Some participating broadcasters have pledged to boycott the competition if Israel is allowed to compete, while others have urged them to reconsider.

Eurovision to hold vote on Israel's participation in next year's contest

The film industry isn’t the only sphere of the entertainment world reckoning with its relationship with Israel right now. A tide of resistance has also been growing amid participants in the annual Eurovision Song Contest, an international music competition that has long billed itself as an apolitical event during which “nations can put aside political differences for one evening and unite in song,” per The New York Times. Some participating broadcasters feel that’s no longer possible. On Thursday, the European Broadcasting Union (EBU), which organizes the event, announced that it would host a rare general meeting in November, during which broadcasters will vote on whether to expel Israel from next year’s contest. In a letter to members (per NYT), EBU president Delphine Ernotte Cunci said the organization had “never faced a divisive situation like this before.”

The EBU has been under pressure to make some sort of decision for weeks now. Earlier this month, broadcasters from Spain, Ireland, and the Netherlands all vowed to withdraw from the competition if Israel was allowed to take part. “RTÉ feels that Ireland’s participation would be unconscionable given the ongoing and appalling loss of lives in Gaza,” the Irish broadcaster wrote in a statement earlier this month, which also stated that it was “deeply concerned by the targeted killing of journalists in Gaza, and the denial of access to international journalists to the territory, and the plight of the remaining hostages.” In an interview aired on Spanish broadcaster RTVE, its president, José Pablo López, also pushed back against Eurovision organizers’ claim that the event was apolitical. “We are all aware that the contest carries significant political implications,” he said. “The Israeli government is equally aware of this fact and leverages the event on the international stage.”

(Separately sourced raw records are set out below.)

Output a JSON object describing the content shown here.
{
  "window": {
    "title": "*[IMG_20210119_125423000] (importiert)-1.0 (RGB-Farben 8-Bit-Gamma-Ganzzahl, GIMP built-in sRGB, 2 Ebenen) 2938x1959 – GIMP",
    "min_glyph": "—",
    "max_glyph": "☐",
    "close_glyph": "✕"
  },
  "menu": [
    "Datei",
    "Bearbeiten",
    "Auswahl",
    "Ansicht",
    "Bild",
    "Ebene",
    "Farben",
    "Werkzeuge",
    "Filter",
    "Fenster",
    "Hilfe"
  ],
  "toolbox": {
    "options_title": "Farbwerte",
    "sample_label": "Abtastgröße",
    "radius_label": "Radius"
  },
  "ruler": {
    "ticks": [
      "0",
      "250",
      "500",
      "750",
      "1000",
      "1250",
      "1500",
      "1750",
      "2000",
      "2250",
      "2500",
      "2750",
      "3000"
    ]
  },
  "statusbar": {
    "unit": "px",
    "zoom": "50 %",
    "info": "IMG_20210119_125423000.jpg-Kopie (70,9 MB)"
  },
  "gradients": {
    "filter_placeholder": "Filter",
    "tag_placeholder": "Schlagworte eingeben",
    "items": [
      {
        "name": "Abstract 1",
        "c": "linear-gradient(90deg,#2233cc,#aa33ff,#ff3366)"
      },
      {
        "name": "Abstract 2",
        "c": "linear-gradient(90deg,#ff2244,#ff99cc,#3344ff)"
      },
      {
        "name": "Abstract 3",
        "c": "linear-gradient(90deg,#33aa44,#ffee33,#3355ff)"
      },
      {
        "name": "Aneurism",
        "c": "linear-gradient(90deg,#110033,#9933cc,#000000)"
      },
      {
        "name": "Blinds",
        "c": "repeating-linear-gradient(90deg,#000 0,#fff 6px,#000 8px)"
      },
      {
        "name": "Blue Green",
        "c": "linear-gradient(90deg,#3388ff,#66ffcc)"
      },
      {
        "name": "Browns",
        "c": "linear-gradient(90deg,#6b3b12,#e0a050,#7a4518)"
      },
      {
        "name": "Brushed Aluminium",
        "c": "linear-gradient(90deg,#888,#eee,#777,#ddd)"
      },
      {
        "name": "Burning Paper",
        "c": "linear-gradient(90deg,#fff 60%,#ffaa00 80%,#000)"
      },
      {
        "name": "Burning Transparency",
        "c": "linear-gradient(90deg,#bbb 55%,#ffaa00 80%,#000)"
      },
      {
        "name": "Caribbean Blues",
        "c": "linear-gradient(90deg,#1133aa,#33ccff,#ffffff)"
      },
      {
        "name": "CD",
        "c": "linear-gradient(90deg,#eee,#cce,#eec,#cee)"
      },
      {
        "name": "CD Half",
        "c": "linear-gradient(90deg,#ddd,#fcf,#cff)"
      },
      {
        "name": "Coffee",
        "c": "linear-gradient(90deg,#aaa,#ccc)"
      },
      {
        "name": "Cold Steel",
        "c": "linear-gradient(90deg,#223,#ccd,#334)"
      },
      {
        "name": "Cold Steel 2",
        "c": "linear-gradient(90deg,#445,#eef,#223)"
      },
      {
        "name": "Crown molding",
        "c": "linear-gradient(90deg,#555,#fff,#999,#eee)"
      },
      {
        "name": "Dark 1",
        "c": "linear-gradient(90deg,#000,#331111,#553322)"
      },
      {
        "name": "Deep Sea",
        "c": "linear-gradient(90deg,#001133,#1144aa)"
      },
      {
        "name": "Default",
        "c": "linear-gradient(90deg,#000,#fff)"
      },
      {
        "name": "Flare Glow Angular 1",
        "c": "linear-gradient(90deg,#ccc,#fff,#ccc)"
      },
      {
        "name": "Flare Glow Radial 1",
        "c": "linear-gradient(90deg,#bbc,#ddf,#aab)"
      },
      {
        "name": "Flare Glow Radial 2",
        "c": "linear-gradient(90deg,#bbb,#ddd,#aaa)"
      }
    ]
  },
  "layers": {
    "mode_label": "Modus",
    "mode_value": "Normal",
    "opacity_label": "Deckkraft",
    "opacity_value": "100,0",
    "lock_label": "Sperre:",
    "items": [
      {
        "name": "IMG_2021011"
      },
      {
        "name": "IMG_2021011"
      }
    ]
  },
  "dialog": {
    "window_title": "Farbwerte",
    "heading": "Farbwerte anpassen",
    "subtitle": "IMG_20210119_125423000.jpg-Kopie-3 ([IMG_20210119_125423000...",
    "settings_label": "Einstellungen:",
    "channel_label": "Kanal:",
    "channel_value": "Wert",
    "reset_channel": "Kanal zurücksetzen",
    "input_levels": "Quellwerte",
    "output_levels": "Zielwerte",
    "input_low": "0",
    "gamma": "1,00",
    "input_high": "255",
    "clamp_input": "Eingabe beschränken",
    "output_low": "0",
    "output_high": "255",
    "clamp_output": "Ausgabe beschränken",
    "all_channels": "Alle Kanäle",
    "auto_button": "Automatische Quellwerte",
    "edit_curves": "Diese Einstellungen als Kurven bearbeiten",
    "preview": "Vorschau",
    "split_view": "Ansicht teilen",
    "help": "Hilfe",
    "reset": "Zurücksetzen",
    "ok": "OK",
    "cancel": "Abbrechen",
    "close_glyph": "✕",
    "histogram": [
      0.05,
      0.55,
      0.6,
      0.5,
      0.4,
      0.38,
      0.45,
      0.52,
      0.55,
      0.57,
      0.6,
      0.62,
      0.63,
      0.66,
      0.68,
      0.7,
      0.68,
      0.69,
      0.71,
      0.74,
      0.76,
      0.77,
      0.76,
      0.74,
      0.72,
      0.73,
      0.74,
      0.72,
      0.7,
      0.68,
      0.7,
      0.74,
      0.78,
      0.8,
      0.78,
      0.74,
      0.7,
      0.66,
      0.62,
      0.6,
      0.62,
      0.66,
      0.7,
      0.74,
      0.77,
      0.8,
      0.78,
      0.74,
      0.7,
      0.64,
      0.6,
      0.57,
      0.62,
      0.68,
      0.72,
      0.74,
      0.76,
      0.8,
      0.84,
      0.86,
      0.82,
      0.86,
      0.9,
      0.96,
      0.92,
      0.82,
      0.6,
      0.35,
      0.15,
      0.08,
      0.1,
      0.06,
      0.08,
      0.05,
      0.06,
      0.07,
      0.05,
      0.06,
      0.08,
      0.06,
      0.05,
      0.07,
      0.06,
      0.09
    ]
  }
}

Israel placed second in this year’s competition, held in May in Switzerland. October 7 survivor Yuval Raphael received the highest portion of the public’s votes, but Austria’s contestant nabbed a higher jury score to secure a narrow victory in the show’s final minutes. After the event, some countries accused Israel of trying to manipulate the vote, NYT reports. Prime Minister Benjamin Netanyahu and official Israeli social media accounts urged citizens to vote, while the Israeli Government Advertising Agency, an arm of the prime minister’s office, bought YouTube ads to encourage further participation.

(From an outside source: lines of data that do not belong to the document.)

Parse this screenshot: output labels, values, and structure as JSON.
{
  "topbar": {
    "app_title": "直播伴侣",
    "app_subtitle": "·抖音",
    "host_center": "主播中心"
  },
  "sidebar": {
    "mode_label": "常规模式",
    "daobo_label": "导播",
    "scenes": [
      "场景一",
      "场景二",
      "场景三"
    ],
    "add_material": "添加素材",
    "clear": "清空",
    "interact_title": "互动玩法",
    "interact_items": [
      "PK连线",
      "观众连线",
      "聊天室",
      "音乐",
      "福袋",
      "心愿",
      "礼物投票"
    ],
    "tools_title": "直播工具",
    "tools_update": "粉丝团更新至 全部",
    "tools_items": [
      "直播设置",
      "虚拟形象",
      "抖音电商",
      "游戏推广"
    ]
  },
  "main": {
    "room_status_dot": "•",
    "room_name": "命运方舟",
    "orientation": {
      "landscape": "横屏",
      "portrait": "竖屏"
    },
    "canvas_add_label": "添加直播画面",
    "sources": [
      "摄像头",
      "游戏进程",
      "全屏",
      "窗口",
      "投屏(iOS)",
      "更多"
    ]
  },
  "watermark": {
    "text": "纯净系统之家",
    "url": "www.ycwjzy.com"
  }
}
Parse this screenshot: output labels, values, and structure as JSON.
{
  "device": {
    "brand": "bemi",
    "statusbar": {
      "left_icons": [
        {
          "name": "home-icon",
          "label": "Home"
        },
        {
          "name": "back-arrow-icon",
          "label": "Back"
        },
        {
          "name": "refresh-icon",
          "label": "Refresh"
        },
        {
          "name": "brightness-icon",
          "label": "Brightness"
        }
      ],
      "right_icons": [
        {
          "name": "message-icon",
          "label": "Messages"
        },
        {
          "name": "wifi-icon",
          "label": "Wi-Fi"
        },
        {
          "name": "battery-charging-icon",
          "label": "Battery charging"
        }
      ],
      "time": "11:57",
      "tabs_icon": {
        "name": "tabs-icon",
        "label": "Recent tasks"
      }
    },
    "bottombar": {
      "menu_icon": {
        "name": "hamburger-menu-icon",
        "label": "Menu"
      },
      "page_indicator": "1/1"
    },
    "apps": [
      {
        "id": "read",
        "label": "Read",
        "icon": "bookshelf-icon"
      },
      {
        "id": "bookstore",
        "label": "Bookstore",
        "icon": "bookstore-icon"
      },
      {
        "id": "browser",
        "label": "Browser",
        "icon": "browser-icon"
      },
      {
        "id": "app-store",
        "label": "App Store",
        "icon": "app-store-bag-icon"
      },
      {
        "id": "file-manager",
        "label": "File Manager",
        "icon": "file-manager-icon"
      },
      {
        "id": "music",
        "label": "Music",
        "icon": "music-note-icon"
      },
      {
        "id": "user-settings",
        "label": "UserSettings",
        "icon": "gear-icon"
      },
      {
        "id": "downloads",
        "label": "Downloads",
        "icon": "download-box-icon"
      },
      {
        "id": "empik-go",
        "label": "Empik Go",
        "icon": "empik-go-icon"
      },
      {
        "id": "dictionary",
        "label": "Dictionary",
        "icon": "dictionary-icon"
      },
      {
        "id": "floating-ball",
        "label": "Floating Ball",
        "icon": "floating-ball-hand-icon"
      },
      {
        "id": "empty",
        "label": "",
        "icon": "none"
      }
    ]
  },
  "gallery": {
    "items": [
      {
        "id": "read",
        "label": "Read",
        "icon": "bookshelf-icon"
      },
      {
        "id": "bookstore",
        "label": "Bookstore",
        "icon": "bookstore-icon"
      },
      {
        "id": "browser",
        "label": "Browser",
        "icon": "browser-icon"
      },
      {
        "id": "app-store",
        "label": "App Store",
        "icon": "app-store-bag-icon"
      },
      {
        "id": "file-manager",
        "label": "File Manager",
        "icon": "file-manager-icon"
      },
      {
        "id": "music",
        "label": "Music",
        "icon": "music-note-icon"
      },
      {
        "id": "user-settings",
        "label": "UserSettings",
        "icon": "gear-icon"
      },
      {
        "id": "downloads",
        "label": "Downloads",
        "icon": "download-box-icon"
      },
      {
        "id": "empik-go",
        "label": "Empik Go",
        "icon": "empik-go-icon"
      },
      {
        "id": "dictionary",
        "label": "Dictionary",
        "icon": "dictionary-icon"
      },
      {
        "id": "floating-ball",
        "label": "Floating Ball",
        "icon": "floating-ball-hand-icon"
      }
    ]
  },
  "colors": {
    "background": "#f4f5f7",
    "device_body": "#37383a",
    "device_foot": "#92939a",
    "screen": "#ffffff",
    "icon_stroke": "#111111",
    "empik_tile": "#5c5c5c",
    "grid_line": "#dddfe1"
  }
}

Israel, of course, believes it should be included again next year. “The potential disqualification of Israel’s public broadcaster KAN—one of the contest’s longstanding, popular and successful participants—would be especially troubling ahead of the 70th edition of the song contest, which was founded as a symbol of unity, solidarity and fellowship,” a spokesperson for the broadcaster said in a statement. “Any such move could have wide-ranging implications for the competition and the values for which the E.B.U. stands.” 

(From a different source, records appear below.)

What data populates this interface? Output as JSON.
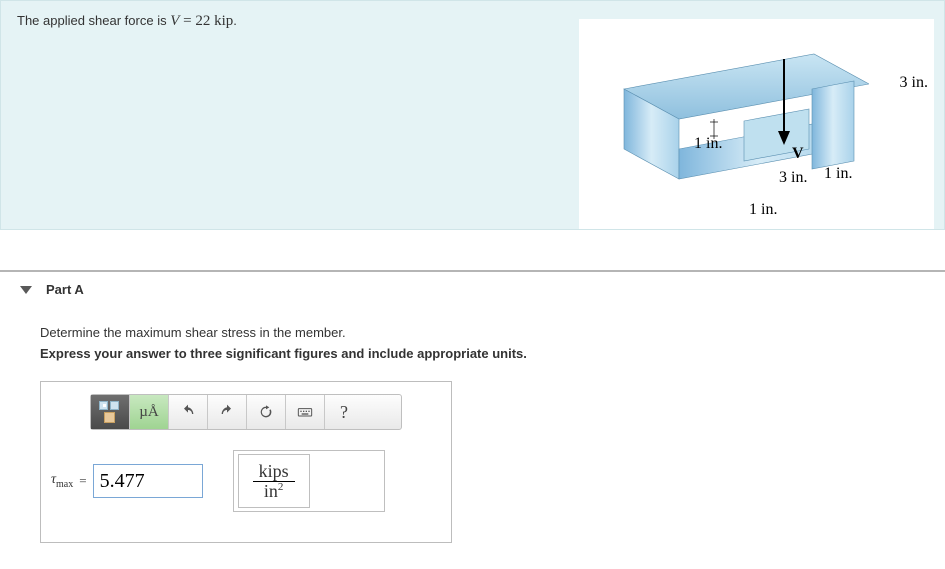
{
  "problem": {
    "prefix": "The applied shear force is ",
    "variable": "V",
    "equals": " = ",
    "value": "22 kip",
    "period": "."
  },
  "figure": {
    "dims": {
      "d1": "3 in.",
      "d2": "1 in.",
      "d3": "1 in.",
      "d4": "3 in.",
      "d5": "1 in.",
      "force": "V"
    }
  },
  "part": {
    "label": "Part A",
    "instruction": "Determine the maximum shear stress in the member.",
    "format_instruction": "Express your answer to three significant figures and include appropriate units."
  },
  "toolbar": {
    "templates_icon": "templates",
    "muA": "µÅ",
    "undo": "undo",
    "redo": "redo",
    "reset": "reset",
    "keyboard": "keyboard",
    "help": "?"
  },
  "answer": {
    "symbol": "τ",
    "subscript": "max",
    "equals": "=",
    "value": "5.477",
    "unit_numerator": "kips",
    "unit_denominator_base": "in",
    "unit_denominator_exp": "2"
  }
}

Israel has also found an ally in Beate Meinl-Reisinger, the foreign minister of Austria, next year’s host nation. “I firmly believe that the Eurovision Song Contest in particular—and the arts in general—are not the appropriate arenas for sanctions,” she wrote in a letter to international colleagues weighing their own boycotts. “Excluding Israel from the Eurovision Song Contest or boycotting the event would neither ease the humanitarian crisis in Gaza nor contribute to finding a sustainable political solution.”

Eurovision previously barred Russia from competing in 2022 following its invasion of Ukraine. With or without Israel, next year’s contest will kick off mid-May in Vienna.